Was that dage worth the underage? Police and students weigh in
BY Staff Reporter
An underage drinking citation can be costly, time consuming and permanent. Cassie, a university student who requests her last name not be used, was held by the Newark Police Department (NPD) for underage drinking in a backyard with hundreds of other students for hours in 2016.
“People were calling their moms and dads who were cops and lawyers asking should we run, should we take the breathalyzer, do we refuse?” Cassie said. “Me and my friends just kind of hid in the corner and tried to sober up for two and a half hours, it took that long.”
According to students who attended the party, NPD had the small brick house on East Park Place completely surrounded, giving the partygoers no way to escape. Police had a long line of about 200 students to breathalyze. They set up tables, computers and port-a-potties.
“Honestly the process is all about money,” Cassie said. “It was $200 at first — $100 in fines and $100 in fees — then it was like $75 to get fingerprints, then at a later date it was $100 to get it off my record.”
According to NPD lieutenant Andrew Rubin, the money collected from underage drinking fines goes to a variety of needs for the police department and Delaware state systems.
“The fines assessed go into the City of Newark General Fund,” Rubin said “The ‘fees’ are generally state-mandated fees that go to various state services such as victim assistance, videophone system, DELJIS [Delaware Criminal Justice Information System] system, etc. We do not charge to fingerprint and I assume the $75 fee you refer to has to do with expungement. Expungement is not handled through the arresting police agency and is a court issue. You would have to ask the courts about their fees.”
The single largest day-drinking bust in Newark occurred in 2016, when 174 people were given citations for underage drinking at a party. Rubin claims the number of underages thoughout the years stayed relatively consistent.
“In 2018, the Newark Police made 286 arrests for underage possession/consumption of alcohol, unlawful entry into a liquor store, possession of fraudulent identification and possession of an open container of alcohol while under 21 years of age,” Rubin said. “From 2014-2017, there were an average of 278 arrests per year.”
Rubin assures that the NPD does not use arrests as a “scare tactic.” Rather, they are simply responding to calls to combat crime.
“I was so drunk and so terrified,” Josh, a member of a fraternity who requests his last name not be used, said. “I was a freshman at the time and thought my life was over, when my college experience had just begun.”
With warm weather approaching, outdoor party season will likely be back into full swing.

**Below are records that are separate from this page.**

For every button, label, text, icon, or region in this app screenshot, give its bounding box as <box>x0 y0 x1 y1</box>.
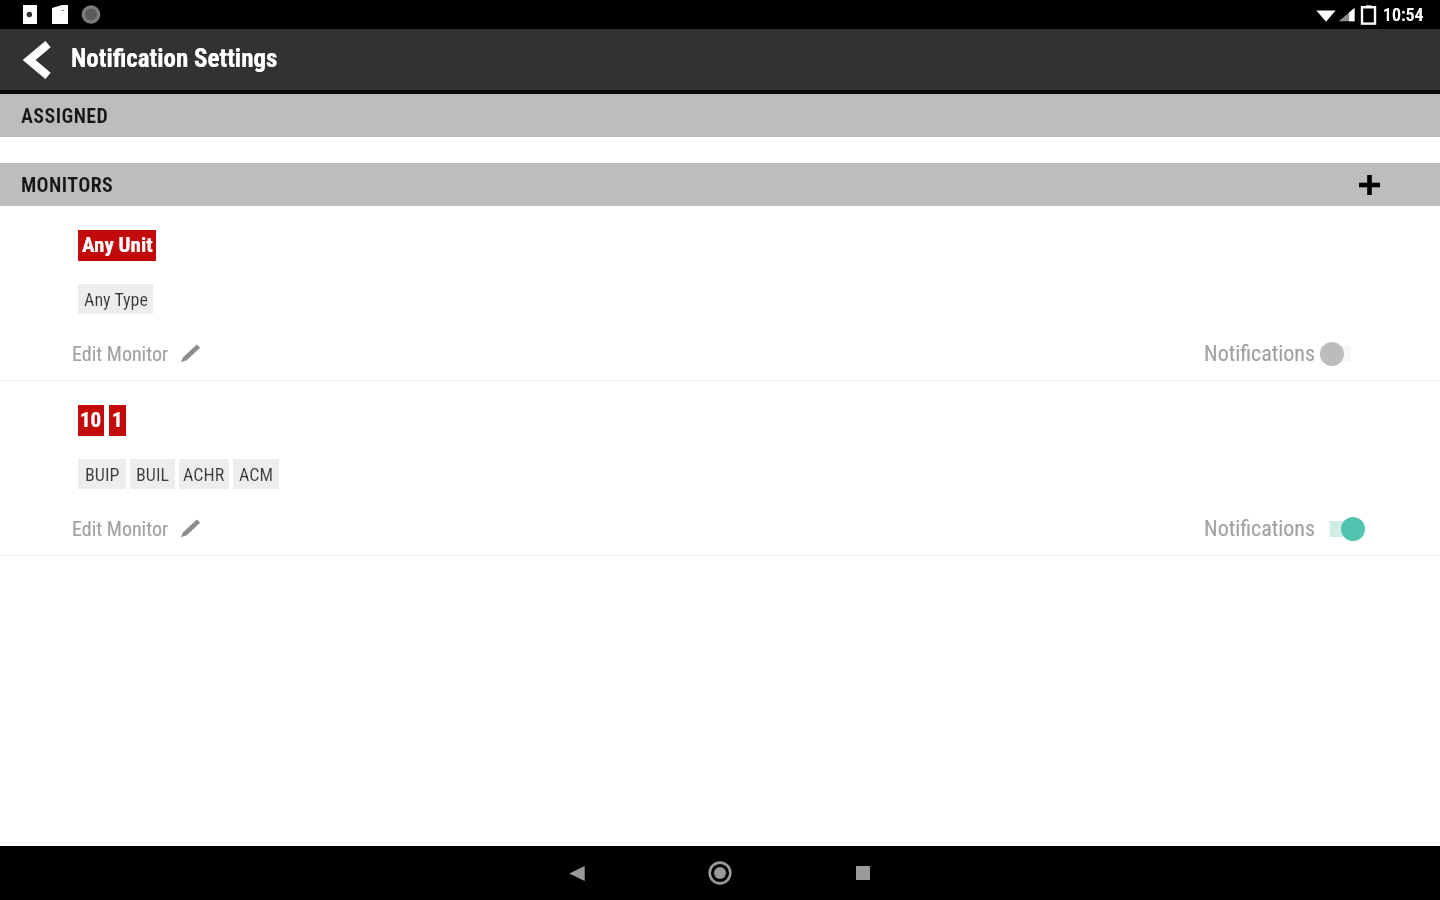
button[interactable]: 10 <box>0 381 1440 555</box>
staticText: 10:54 <box>1383 4 1424 25</box>
staticText: Notifications <box>1204 341 1316 367</box>
button[interactable]: Any Unit <box>0 206 1440 380</box>
staticText: Edit Monitor <box>72 342 169 365</box>
staticText: MONITORS <box>21 173 114 196</box>
staticText: Notification Settings <box>71 44 278 73</box>
button[interactable]: Home <box>670 846 770 900</box>
staticText: ACM <box>239 464 274 485</box>
button[interactable]: Edit Monitor <box>62 517 201 549</box>
staticText: Any Type <box>84 289 148 310</box>
button[interactable]: Recent apps <box>813 846 913 900</box>
staticText: Any Unit <box>82 233 153 258</box>
button[interactable]: Back <box>6 29 67 90</box>
staticText: BUIL <box>136 464 169 485</box>
button[interactable]: Back <box>527 846 627 900</box>
staticText: 10 <box>80 408 102 433</box>
staticText: Edit Monitor <box>72 517 169 540</box>
staticText: ASSIGNED <box>21 104 109 127</box>
staticText: Notifications <box>1204 516 1316 542</box>
staticText: ACHR <box>183 464 225 485</box>
staticText: BUIP <box>85 464 120 485</box>
button[interactable]: Add monitor <box>1341 163 1397 206</box>
staticText: 1 <box>112 408 123 433</box>
button[interactable]: Notifications <box>1204 516 1376 551</box>
button[interactable]: Notifications <box>1204 341 1376 376</box>
button[interactable]: Edit Monitor <box>62 342 201 374</box>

Students are wondering if another big bust is heading their way.
“Underage drinking has been a problem and will likely continue to be a problem,” Rubin said. We continue to combat the problem with the resources available.”
In fall of 2018, just months after the university had been named the No. 1 party school by The Princeton Review, a similar bust happened at an off-campus party. According to the NPD, about 100 citations were given, but the operation was not pre-planned, as the bust in 2016 was.
“They had to have planned it way in advance,” said Danielle, a junior, who requests her last name not be used. “There was a helicopter circling looking for the biggest party to bust, it wasn’t just NPD there, it was UDPD and Delaware police officers too.”
According to The Princeton Review, party school rankings are based off “student ratings concerning the use of alcohol and drugs at their school, the number of hours they study each day outside of class time, and the popularity of fraternities and sororities at their school.”
“Handing out so many underages just makes this school look worse,” Jacob, a junior, who also requests his last name not be used, said. “When I go and visit other schools, police officers just patrol to make sure everyone is safe and having fun. Instead, here, the cops just wanna bust as many parties as they can, to write as many tickets as they can, to make as much money as possible.”
The NPD suggests that these arrests are made to ensure the safety of students and residents in Newark. Alcohol is consistently a factor in Newark crime.
“Whether a crime is committed while someone is under the influence of alcohol or someone under the influence of alcohol is a victim of a crime, alcohol is an underlying factor in many crimes in Newark,” Rubin said.